Я обдумала ее слова.
— Знаешь, я действительно повеселела.
И даже не заметила этого.
— На самом деле, последние несколько дней я себя отлично чувствую!
— Потрясающе. Что-нибудь случилось? Ты участвуешь в каком-то новом проекте?
— Нет, ничего не случилось. Правда. Наверное, я просто привыкла к мысли, что у меня будет второй ребенок. Пора бы уже.
— И то верно. Я уже давно ждала, что это случится. Давай теперь послушаем сердце ребенка.
Я легла обратно, и Дороти провела над моим животом датчиком портативного допплера.[15] После нескольких неудач мы услышали частое «тук-тук» сердечка моего малыша. Когда я представила себе это загадочное создание, такое родное и в то же время совершенно незнакомое, на глаза у меня навернулись слезы.
— Звучит чудесно, — сказала Дороти. — И точно в нужной позиции, головкой вниз.
— Привет, малыш Исаак, — прошептала я.
— Уже назвали Исааком? — спросила Дороти.
— Ага.

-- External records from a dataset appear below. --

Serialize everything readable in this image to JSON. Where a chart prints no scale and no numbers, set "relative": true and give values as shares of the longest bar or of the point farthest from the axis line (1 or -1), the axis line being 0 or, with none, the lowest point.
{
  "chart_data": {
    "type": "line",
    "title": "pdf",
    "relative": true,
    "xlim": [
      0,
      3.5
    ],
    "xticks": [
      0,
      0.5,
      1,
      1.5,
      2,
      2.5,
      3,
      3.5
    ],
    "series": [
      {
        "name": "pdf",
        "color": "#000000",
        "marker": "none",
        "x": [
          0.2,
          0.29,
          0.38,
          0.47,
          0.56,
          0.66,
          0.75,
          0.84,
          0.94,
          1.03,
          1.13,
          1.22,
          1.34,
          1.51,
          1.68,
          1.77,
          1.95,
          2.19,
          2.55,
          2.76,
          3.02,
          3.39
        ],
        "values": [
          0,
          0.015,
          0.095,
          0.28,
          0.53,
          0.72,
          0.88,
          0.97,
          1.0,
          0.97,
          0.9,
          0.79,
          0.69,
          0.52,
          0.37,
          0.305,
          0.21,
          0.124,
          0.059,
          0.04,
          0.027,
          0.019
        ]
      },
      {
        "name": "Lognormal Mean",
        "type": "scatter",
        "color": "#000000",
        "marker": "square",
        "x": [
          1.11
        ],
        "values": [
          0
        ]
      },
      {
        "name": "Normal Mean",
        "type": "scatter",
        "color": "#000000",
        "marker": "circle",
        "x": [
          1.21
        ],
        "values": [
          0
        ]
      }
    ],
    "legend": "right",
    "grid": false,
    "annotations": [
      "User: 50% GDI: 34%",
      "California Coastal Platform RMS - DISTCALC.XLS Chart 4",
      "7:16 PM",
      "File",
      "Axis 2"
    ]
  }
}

Мы дали Руби выбрать между Исааком и Сэмом. Она вообще-то хотела назвать его Одиссеем, но мы запретили.
— Одиссей! Боже мой!
— Она знает римлян, — гордо улыбнулась я.
— Греков.
— Да. Сама знаю.
Дороти энергично убирала инструменты на место. Она протянула мне руку, чтобы помочь слезть со стола. Я оделась, договорилась о приеме через две недели, вышла к машине, втиснулась за руль и включила любимую радиостанцию. К несчастью, Мойры будто сговорились все время сталкивать меня с Абигайль Хетэвей. Я нажала на кнопку как раз в момент выпуска новостей, где говорилось, что на поминальной службе по директору детского сада, которая пройдет в два часа дня, ожидаются толпы голливудских звездных родителей. Я посмотрела на часы на приборной панели. Без пятнадцати два.
Долю секунды я думала, что поеду на занятия йогой и забуду об Абигайль, ЛеКроне и всей этой каше с «Любящими сердцами». Только долю секунды. А потом развернулась на 180 градусов на бульваре Санта-Моника.
Естественно, автомобили там отгоняли на стоянку служащие. Я отдала ключи от своего «вольво-универсала» бойкой молодой блондинке в синей куртке с вышивкой «Девушки-служащие» на кармане. Она еле сдерживала свое отвращение к состоянию моей машины, что по-настоящему меня возмутило, ведь я предусмотрительно сбросила с пассажирского сиденья на пол использованный бумажный носовой платок, высохшие детские салфетки, недоеденные яблоки, древние крекеры «Ритц», обгрызанного пластикового динозавра и пакет молока, где еще оставалось несколько прогоркших глотков. Может, она просто была разочарована, потому что ей пришлось отгонять на стоянку побитый старый «универсал», а не новенький «порш». Как сказала бы Руби, «плосто зануда».
Я прошла в часовню мимо вездесущих телекамер. Церковные скамьи оказались переполнены, и я увидела неожиданно много детских лиц. Несмотря на мои впечатления о воспитательных способностях Абигайль Хетэвей, дети, видимо, ее любили. Я осматривала скамьи в поисках местечка, достаточного для моих существенных объемов, и тут услышала возглас: «Джулиет! Джулиет!»
Я глянула через плечо и заметила Стэйси, сидящую в глубине часовни. Она облачилась в строгий черный костюм, оттеняющий ее нежную белую кожу, а густые стриженые светлые волосы спрятала под шляпу, которая, возможно, была чуточку слишком элегантной для похорон. Она наклонилась к своему ряду и одним мановением красных ногтей заставила сидящих на скамейке подвинуться. Чудесным образом появилось место. Я протиснулась туда, извиняясь перед теми, кого придавила по дороге.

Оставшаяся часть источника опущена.